The handsome model returned to his family home in Northern Ireland to hide from the press and spend time with his level-headed father Jim and ever-supportive family. Those who knew the carefree twenty-one-year-old were shocked by the sudden and intense public scrutiny into his life and were worried about how his fiercely private family would cope. ‘We had thought the whole relationship was off,’ a close family friend admitted. ‘The whole matter has come as a bit of a shock to Jamie and his family. I don’t think he imagined he’d be thrown into the limelight like this.’

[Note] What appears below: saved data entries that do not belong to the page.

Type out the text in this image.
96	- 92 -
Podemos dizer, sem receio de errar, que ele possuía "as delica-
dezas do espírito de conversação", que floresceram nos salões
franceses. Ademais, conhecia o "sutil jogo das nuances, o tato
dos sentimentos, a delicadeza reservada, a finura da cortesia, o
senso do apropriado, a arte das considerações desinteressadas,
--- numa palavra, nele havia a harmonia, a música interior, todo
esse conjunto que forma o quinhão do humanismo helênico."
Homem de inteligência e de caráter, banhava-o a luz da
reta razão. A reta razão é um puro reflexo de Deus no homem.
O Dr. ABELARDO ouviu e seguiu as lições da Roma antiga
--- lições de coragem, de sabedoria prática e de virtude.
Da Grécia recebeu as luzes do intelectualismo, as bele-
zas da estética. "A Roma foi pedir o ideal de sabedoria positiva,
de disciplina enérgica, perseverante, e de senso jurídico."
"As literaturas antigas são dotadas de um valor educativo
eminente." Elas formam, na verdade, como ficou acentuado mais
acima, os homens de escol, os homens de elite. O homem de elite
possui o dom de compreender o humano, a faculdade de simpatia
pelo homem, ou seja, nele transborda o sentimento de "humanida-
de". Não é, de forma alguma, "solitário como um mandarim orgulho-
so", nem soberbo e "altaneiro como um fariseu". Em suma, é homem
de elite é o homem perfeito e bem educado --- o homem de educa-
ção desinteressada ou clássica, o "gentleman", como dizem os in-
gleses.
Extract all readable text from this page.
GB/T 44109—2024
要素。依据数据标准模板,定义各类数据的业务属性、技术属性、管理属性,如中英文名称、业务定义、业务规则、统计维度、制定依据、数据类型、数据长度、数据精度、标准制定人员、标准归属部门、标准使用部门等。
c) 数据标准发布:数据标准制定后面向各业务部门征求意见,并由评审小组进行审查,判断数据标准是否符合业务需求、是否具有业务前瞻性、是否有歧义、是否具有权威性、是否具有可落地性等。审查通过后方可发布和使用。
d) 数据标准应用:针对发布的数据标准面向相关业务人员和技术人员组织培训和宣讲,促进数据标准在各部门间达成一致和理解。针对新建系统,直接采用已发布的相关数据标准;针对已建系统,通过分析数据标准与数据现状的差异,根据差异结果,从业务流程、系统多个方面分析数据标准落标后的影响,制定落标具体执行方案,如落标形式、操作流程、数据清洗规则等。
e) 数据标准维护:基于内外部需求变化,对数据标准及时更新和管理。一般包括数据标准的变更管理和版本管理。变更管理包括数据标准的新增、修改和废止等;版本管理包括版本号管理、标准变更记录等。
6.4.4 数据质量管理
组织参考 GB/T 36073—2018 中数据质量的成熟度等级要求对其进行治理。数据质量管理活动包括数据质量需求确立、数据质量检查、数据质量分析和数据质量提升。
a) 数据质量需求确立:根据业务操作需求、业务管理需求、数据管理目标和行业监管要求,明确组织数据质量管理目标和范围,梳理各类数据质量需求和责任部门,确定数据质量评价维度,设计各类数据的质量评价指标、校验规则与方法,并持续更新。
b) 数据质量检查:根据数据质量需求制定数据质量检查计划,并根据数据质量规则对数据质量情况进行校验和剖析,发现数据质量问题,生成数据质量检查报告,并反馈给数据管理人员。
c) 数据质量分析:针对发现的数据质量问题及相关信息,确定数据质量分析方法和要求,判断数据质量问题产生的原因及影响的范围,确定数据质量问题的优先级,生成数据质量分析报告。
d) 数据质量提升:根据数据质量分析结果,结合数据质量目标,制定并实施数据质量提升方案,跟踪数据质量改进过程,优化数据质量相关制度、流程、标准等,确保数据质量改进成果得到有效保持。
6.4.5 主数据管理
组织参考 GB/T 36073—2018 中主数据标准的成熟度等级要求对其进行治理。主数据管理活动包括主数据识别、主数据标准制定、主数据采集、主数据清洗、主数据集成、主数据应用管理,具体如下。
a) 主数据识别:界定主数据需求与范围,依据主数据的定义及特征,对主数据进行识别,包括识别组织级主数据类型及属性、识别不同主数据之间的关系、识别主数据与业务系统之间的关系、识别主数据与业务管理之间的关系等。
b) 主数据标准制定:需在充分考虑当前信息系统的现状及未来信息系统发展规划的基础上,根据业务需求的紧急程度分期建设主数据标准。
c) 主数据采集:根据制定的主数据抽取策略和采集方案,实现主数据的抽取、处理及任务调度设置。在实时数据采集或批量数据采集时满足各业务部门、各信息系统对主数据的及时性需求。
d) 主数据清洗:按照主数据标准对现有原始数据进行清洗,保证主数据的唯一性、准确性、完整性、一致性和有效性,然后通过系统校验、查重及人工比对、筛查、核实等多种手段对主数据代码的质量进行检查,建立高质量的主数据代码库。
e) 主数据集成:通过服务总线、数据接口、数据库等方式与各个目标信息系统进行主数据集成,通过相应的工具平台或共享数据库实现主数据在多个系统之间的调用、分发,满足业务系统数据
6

And while Keira was denying she had ever dated Jamie, branding the idea as ‘rubbish’, the model didn’t appear to be doing so well at keeping schtum and mistakenly admitted to a newspaper that they were still an item. Although the media novice had followed instructions, telling a journalist that they should contact his agent if they wanted any information, he had confirmed his relationship with Keira in doing so. ‘Basically my agency have said if anyone calls me I have to forward all calls onto them,’ he told The People newspaper. Stressing he couldn’t say any more about his girlfriend, he added, ‘I can’t. I’m really sorry I can’t.’